I am fond of this Thy stubborn project,

And to play my part I am content.

But another drama is in progress,

And, this once, O let me be exempt.

But the plan of action is determined,

And the end irrevocably sealed.

I am alone; all round me drowns in falsehood:

Life is not a walk across a field.[82]

It is not a cheery poem, but a beautiful one. Pasternak was a poet who wrestled with tradition and place and reconciliation with something known and unknown, something bigger than himself. He respected Orthodox Easter, and he truly wondered if death had been overcome in an act that happened year after year after year. He wondered if perhaps there was something at work in his people that was both painful and an inextricable part of who he was.

The Western mind is different. We have a different kind of death to contend with, and our resurrection will be unique, if we can learn what our part in it is. We are not plagued with a loyalty to tradition, whether it be religious or familial tradition. Our sense of peoplehood is not found in the power of ritual.

Our life and death is bound up in an altogether different story. Our story in the West is a story of individual ambition. Our life and death is bound up in the perceived story of individual freedom and individual choice. It is less concerned about what our country wants or what our world needs, and more about personal needs, personal desires, personal dreams. It’s a belief that our life and death is personal and individual, and the quality of our life and death is ours to choose. There is a tremendous freedom and sense of autonomy in this story. There is also a great sense of responsibility and loneliness. There is a cost and opportunity to not being bound to anything but ourselves.

Thirty years after Boris Pasternak’s death, his children went to accept the Nobel Prize on his behalf. His son spoke on his father’s behalf upon accepting the prize in 1988. He said “This is a worthy ending of a tragedy.”

In our American narrative we are granted the vision of great vistas. We are granted the top of many mountains. We are taught that all we need is enough ambition to climb. The greatest effort is not the climb itself.

The greatest effort is not the toll of putting one step in front of the other. The greatest effort is not in trying to get to the top. The greatest effort is literally more down to earth than that.

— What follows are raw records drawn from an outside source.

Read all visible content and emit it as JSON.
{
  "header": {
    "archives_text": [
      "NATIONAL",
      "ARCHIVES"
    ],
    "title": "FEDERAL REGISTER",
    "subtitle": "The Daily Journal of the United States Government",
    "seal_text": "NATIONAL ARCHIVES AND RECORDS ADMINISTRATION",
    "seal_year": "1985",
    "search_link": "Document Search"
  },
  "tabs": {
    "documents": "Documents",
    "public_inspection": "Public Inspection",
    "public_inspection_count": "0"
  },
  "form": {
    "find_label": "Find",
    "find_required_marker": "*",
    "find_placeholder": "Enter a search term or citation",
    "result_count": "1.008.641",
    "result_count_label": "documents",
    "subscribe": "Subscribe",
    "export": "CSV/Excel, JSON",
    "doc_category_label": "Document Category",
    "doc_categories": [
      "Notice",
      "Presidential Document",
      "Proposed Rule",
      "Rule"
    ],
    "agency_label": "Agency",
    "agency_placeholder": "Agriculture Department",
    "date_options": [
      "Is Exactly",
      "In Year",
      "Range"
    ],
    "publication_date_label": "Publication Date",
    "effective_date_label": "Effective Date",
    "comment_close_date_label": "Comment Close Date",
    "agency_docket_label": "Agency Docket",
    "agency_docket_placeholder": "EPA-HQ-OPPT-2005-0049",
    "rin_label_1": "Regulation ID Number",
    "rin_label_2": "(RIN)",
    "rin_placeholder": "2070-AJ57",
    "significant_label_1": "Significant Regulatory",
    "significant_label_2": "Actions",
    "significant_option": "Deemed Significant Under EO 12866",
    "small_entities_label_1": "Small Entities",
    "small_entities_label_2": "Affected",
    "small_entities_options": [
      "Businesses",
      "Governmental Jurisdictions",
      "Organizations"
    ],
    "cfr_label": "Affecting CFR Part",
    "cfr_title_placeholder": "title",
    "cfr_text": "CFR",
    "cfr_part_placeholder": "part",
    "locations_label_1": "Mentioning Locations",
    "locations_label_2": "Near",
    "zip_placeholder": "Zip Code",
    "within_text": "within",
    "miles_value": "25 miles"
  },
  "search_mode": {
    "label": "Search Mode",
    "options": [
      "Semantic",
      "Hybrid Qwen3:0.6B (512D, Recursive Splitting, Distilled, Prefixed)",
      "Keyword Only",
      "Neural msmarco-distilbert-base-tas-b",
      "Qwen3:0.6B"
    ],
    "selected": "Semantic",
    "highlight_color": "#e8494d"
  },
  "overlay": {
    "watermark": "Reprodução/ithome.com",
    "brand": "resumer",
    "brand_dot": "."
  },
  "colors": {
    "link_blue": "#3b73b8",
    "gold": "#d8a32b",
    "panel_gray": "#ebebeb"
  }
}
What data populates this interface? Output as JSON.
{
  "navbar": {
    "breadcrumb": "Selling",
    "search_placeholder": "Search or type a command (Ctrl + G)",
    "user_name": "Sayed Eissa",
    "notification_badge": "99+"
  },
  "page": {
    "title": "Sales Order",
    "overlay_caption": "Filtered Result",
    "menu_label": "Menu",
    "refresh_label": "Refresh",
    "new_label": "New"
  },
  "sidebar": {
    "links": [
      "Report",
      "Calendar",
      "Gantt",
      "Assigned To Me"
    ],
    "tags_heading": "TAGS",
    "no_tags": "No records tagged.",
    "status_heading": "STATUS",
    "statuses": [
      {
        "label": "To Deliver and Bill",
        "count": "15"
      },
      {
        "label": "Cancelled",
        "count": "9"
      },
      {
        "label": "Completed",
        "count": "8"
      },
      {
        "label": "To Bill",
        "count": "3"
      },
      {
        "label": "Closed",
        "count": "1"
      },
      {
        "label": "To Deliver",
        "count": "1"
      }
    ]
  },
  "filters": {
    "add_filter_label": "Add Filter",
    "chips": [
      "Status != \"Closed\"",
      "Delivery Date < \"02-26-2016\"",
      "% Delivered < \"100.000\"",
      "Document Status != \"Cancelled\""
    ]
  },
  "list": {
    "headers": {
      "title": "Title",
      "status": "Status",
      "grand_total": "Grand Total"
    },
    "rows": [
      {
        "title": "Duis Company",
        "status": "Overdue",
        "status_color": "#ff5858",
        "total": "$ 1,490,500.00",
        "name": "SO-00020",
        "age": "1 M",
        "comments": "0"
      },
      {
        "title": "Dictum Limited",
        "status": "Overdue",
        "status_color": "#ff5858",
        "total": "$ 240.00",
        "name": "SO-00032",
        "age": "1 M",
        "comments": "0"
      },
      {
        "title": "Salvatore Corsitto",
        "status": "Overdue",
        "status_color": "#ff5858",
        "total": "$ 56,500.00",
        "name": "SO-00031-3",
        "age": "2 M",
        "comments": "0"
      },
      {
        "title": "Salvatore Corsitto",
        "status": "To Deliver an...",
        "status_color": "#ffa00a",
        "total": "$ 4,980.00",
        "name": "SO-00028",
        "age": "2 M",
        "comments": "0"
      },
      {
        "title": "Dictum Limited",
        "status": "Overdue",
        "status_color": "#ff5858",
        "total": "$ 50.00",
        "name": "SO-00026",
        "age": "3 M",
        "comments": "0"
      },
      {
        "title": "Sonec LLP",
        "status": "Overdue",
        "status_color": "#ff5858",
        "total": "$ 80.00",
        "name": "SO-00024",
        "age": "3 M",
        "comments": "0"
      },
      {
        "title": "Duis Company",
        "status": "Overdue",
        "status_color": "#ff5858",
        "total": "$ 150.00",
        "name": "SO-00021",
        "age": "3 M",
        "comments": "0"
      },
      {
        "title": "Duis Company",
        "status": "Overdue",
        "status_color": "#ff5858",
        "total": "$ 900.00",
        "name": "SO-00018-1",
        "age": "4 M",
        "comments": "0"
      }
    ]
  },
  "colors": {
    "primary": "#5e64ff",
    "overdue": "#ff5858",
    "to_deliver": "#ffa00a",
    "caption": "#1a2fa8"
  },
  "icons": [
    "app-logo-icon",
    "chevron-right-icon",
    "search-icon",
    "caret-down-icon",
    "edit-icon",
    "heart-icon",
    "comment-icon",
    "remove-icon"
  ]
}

The greatest effort is finding a mountain worthy of our life, and yes, our death. The greatest effort of resurrection is not to be found in the act of resurrection itself, but in discerning on which ground and in which circumstance our life will be spent. The resurrection of each of our lives may be unknown to us. It will be a mystery. But the effort of resurrection is not a mystery. The effort we make to see the climb we are on as something beautiful and worthwhile, makes our life something beautiful and worthwhile. In the effort we make to transform our community, to make it a place worthy of our living and our dying, this is the effort we make toward resurrection. To see the place we call home with its drawbacks, disappointments and distant vistas as the place where we come to know we are beloved.